Batch Processing¶
What is batch processing?¶
By default, SecActPy loads the entire expression matrix into memory and runs ridge regression on all samples at once. This works well for most datasets, but for large-scale analyses (e.g., 50,000+ single cells or spatial spots) the memory required for permutation testing can exceed available RAM or GPU memory.
Batch processing splits the work into smaller pieces. The expensive projection
matrix T = (X'X + λI)^{-1} X' is computed once from the signature, then
samples are processed in chunks of batch_size at a time. Each chunk goes
through the full permutation-testing pipeline independently, and partial results
are concatenated at the end. The final output is mathematically identical to
processing all samples at once — only peak memory usage is reduced.
All three high-level functions support batch_size and output_path:
- secact_activity_inference() — bulk RNA-seq
- secact_activity_inference_scrnaseq() — scRNA-seq
- secact_activity_inference_st() — spatial transcriptomics
Set batch_size to enable it:
# Without batch processing: all samples at once (default)
result = secact_activity_inference(expr_df, ...)
# With batch processing: 5000 samples per chunk
result = secact_activity_inference(expr_df, ..., batch_size=5000)

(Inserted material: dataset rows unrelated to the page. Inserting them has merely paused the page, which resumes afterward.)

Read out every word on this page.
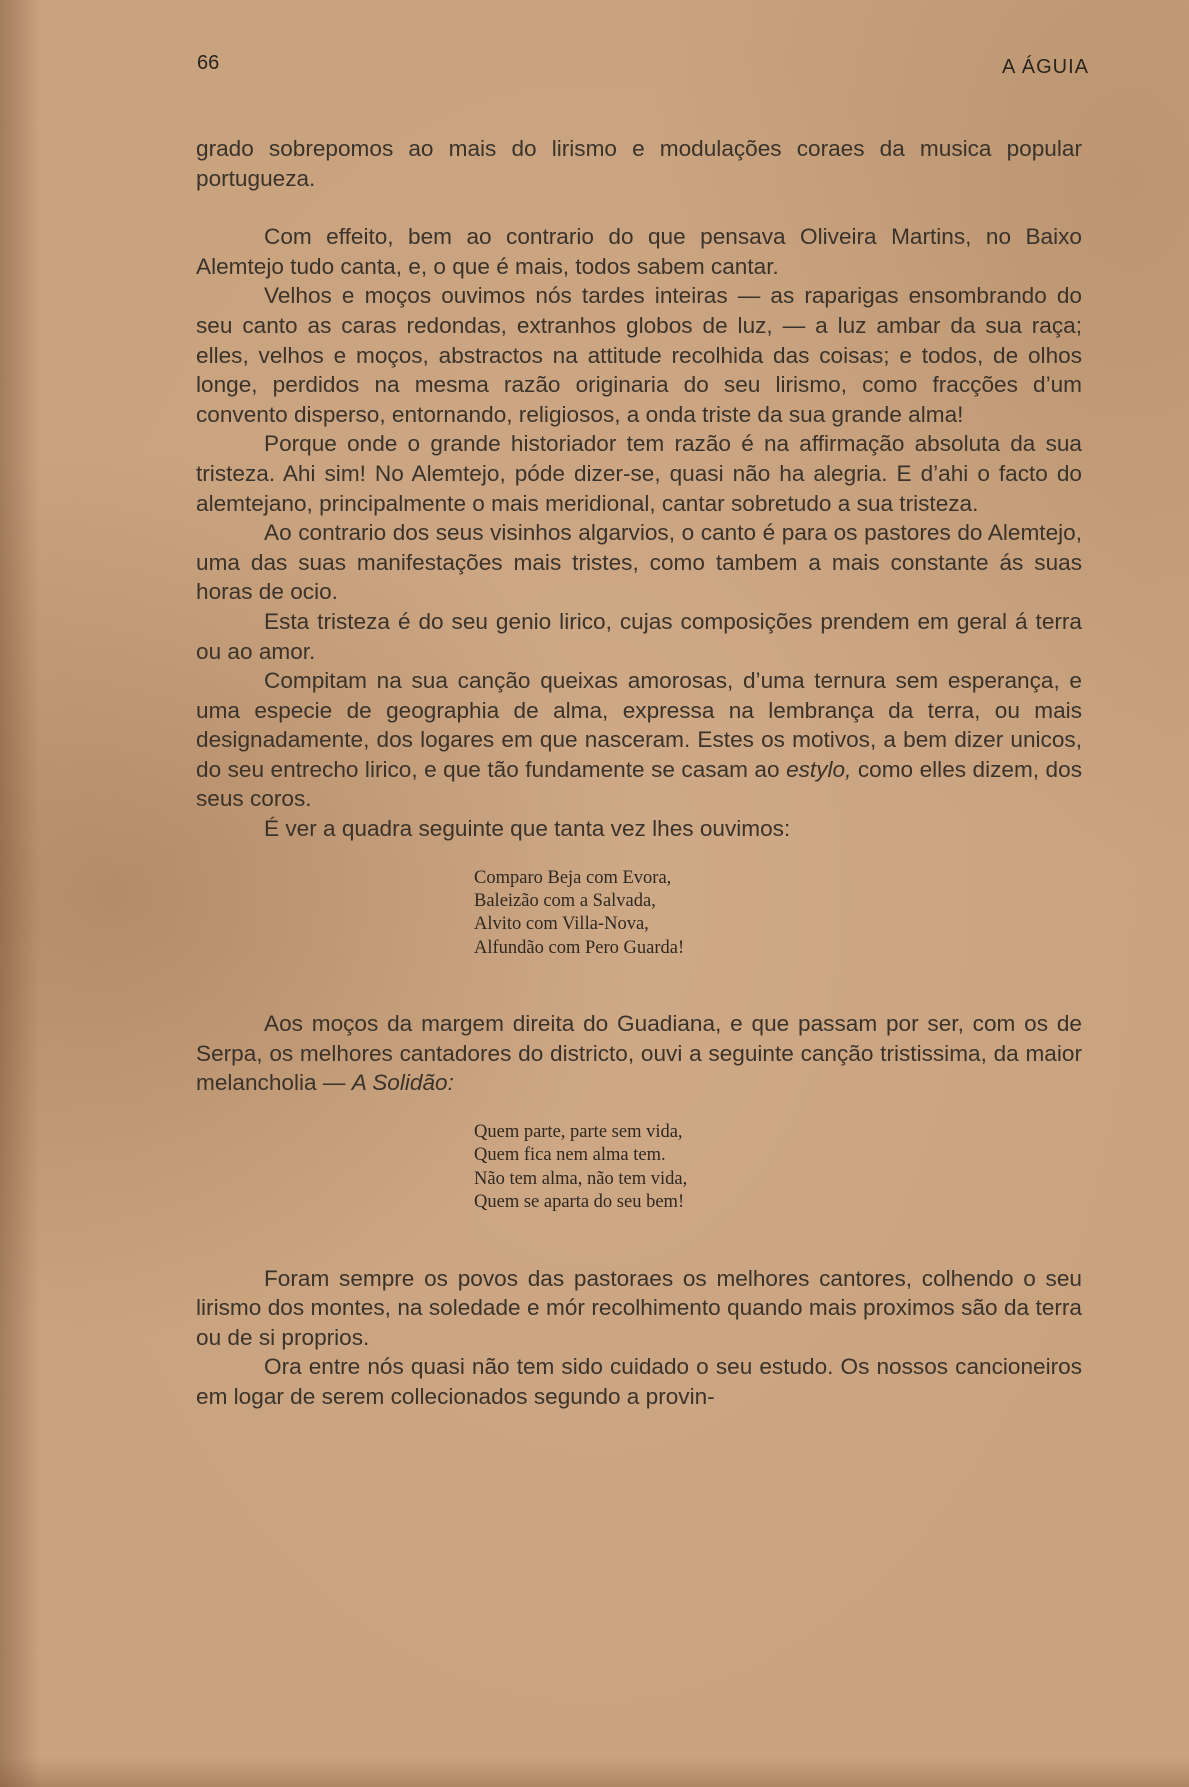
66	A ÁGUIA

grado sobrepomos ao mais do lirismo e modulações coraes da musica popular portugueza.

Com effeito, bem ao contrario do que pensava Oliveira Martins, no Baixo Alemtejo tudo canta, e, o que é mais, todos sabem cantar.

Velhos e moços ouvimos nós tardes inteiras — as raparigas ensombrando do seu canto as caras redondas, extranhos globos de luz, — a luz ambar da sua raça; elles, velhos e moços, abstractos na attitude recolhida das coisas; e todos, de olhos longe, perdidos na mesma razão originaria do seu lirismo, como fracções d’um convento disperso, entornando, religiosos, a onda triste da sua grande alma!

Porque onde o grande historiador tem razão é na affirmação absoluta da sua tristeza. Ahi sim! No Alemtejo, póde dizer-se, quasi não ha alegria. E d’ahi o facto do alemtejano, principalmente o mais meridional, cantar sobretudo a sua tristeza.

Ao contrario dos seus visinhos algarvios, o canto é para os pastores do Alemtejo, uma das suas manifestações mais tristes, como tambem a mais constante ás suas horas de ocio.

Esta tristeza é do seu genio lirico, cujas composições prendem em geral á terra ou ao amor.

Compitam na sua canção queixas amorosas, d’uma ternura sem esperança, e uma especie de geographia de alma, expressa na lembrança da terra, ou mais designadamente, dos logares em que nasceram. Estes os motivos, a bem dizer unicos, do seu entrecho lirico, e que tão fundamente se casam ao estylo, como elles dizem, dos seus coros.

É ver a quadra seguinte que tanta vez lhes ouvimos:

Comparo Beja com Evora,
Baleizão com a Salvada,
Alvito com Villa-Nova,
Alfundão com Pero Guarda!

Aos moços da margem direita do Guadiana, e que passam por ser, com os de Serpa, os melhores cantadores do districto, ouvi a seguinte canção tristissima, da maior melancholia — A Solidão:

Quem parte, parte sem vida,
Quem fica nem alma tem.
Não tem alma, não tem vida,
Quem se aparta do seu bem!

Foram sempre os povos das pastoraes os melhores cantores, colhendo o seu lirismo dos montes, na soledade e mór recolhimento quando mais proximos são da terra ou de si proprios.

Ora entre nós quasi não tem sido cuidado o seu estudo. Os nossos cancioneiros em logar de serem collecionados segundo a provin-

# Works the same way for scRNA-seq and ST:
result = secact_activity_inference_scrnaseq(adata, ..., batch_size=5000)
result = secact_activity_inference_st(adata, ..., batch_size=5000)
In-memory vs streaming output¶
By default, batch results are accumulated in memory and returned as a dictionary
of DataFrames — this is the in-memory mode. You get back a dict with
result['zscore'], result['pvalue'], etc., just like the non-batched case.
For very large datasets, even the output matrices (beta, zscore, pvalue,
se — each of shape n_proteins × n_samples) may not fit in memory. Streaming
output solves this: set output_path to write each batch's results directly
to an HDF5 file on disk as it completes. The function returns None in this
mode — no results are held in memory. You load them back from the file when
needed. All three high-level functions support this.
| Mode | Parameter | Return value | Memory for output |
|---|---|---|---|
| In-memory (default) | output_path=None |
dict of DataFrames |
All results in RAM |
| Streaming | output_path="results.h5ad" |
None |
Only one batch at a time |
# Streaming works with any high-level function:
secact_activity_inference(..., batch_size=5000, output_path="bulk_results.h5ad")
secact_activity_inference_scrnaseq(..., batch_size=5000, output_path="sc_results.h5ad")
secact_activity_inference_st(..., batch_size=5000, output_path="st_results.h5ad")
Example: batch processing with secact_activity_inference¶
secact_activity_inference handles gene subsetting, z-score normalization,
signature grouping, and row expansion automatically — you just pass your
expression data and set batch_size.
# Download example data (788 OV CD4 T cells, 34 MB)
wget https://zenodo.org/records/18520356/files/OV_scRNAseq_CD4.h5ad
from secactpy import secact_activity_inference
import anndata as ad
# Load multi-sample expression data
adata = ad.read_h5ad("OV_scRNAseq_CD4.h5ad")
# --- In-memory mode (default) ---
# Results are returned as a dict of DataFrames
result = secact_activity_inference(
adata.to_df().T, # genes × cells DataFrame
is_differential=False, # center by row means across samples
batch_size=200, # process 200 cells per batch
verbose=True
)
print(result['zscore'].head()) # (proteins × cells) DataFrame
# --- Streaming mode ---
# Results are written to disk; function returns None
secact_activity_inference(
adata.to_df().T,
is_differential=False,
batch_size=200,
output_path="results.h5ad", # write here instead of returning
output_compression="gzip", # compress on disk (default)
verbose=True
)
# Load results back when needed:
import h5py
with h5py.File("results.h5ad", "r") as f:
zscore = f['zscore'][:] # NumPy array (proteins × cells)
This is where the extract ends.